“The only thing that is certain is that something terrible is going to happen.”
Ravell, who previously worked in South Sudan and several regions of Mexico, arrived in Gaza weeks before the start of the war. Uncertainty was the first feeling he experienced.
“I didn’t know what was going to happen,” he explained. “Every day I heard sounds of drones. There was a lot of fighting on the borders. People live with uncertainty every day. Leaving and entering Gaza is a problem. The Palestinians, my companions, live in a cage. It is a terrible uncertainty, not knowing what is going to happen and when it is going to happen, but the only thing is that something terrible is going to happen,” he says.
The morning that the conflict began was a Saturday, Ravell’s day of rest, so he had planned to go to a cafe to enjoy his day off. But the conflict surprised her. “I could hear the bombings.”
“Gaza was a very populated city, too populated, and normally in the morning I heard the sounds of cars, people, and that day not even the birds could be heard,” he said.
Little by little, the conflict approached the area where she was working. More than the sound of the bombs, what warned her of the attacks was the collapse of the buildings, since the pressure she felt on her body was “like jumping into a pool full of ice.”
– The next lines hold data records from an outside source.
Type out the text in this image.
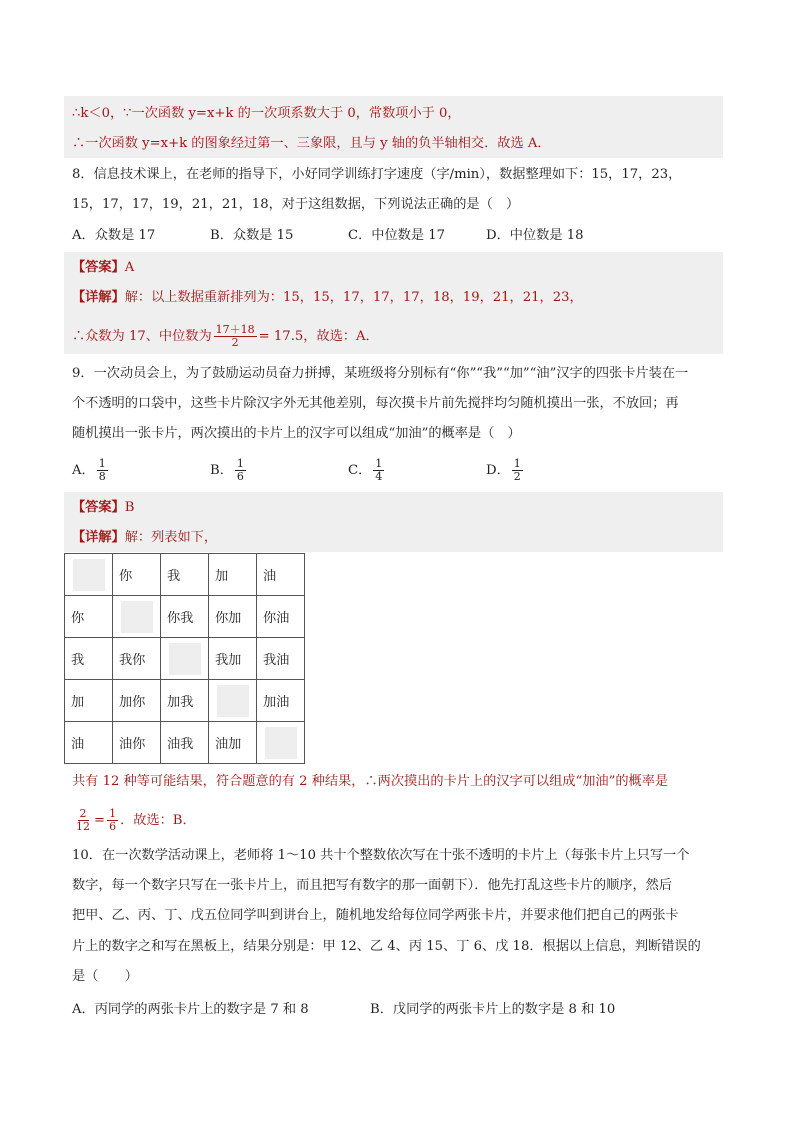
∴k＜0，∵一次函数 y=x+k 的一次项系数大于 0，常数项小于 0，
∴一次函数 y=x+k 的图象经过第一、三象限，且与 y 轴的负半轴相交．故选 A．
8．信息技术课上，在老师的指导下，小好同学训练打字速度（字/min），数据整理如下：15，17，23，
15，17，17，19，21，21，18，对于这组数据，下列说法正确的是（　）
A．众数是 17	B．众数是 15	C．中位数是 17	D．中位数是 18
【答案】A
【详解】解：以上数据重新排列为：15，15，17，17，17，18，19，21，21，23，
∴众数为 17、中位数为 $\frac{17+18}{2} = 17.5$，故选：A．
9．一次动员会上，为了鼓励运动员奋力拼搏，某班级将分别标有“你”“我”“加”“油”汉字的四张卡片装在一
个不透明的口袋中，这些卡片除汉字外无其他差别，每次摸卡片前先搅拌均匀随机摸出一张，不放回；再
随机摸出一张卡片，两次摸出的卡片上的汉字可以组成“加油”的概率是（　）
A． $\frac{1}{8}$	B． $\frac{1}{6}$	C． $\frac{1}{4}$	D． $\frac{1}{2}$
【答案】B
【详解】解：列表如下，
	你	我	加	油
你		你我	你加	你油
我	我你		我加	我油
加	加你	加我		加油
油	油你	油我	油加	
共有 12 种等可能结果，符合题意的有 2 种结果，∴两次摸出的卡片上的汉字可以组成“加油”的概率是
$\frac{2}{12} = \frac{1}{6}$ ．故选：B．
10．在一次数学活动课上，老师将 1～10 共十个整数依次写在十张不透明的卡片上（每张卡片上只写一个
数字，每一个数字只写在一张卡片上，而且把写有数字的那一面朝下）．他先打乱这些卡片的顺序，然后
把甲、乙、丙、丁、戊五位同学叫到讲台上，随机地发给每位同学两张卡片，并要求他们把自己的两张卡
片上的数字之和写在黑板上，结果分别是：甲 12、乙 4、丙 15、丁 6、戊 18．根据以上信息，判断错误的
是（　　）
A．丙同学的两张卡片上的数字是 7 和 8	B．戊同学的两张卡片上的数字是 8 和 10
He recalled that Gaza, before the bombings, “was a prison, but a very beautiful one” and that all that beauty has been destroyed in a few weeks. “During all the days of war there was not a single moment of happiness or comfort.”
Ravell asked that, rather than thinking of the war dead as a number, they be remembered as strong, resilient and brave people.
“Let’s not be indifferent, indifference kills,” he said.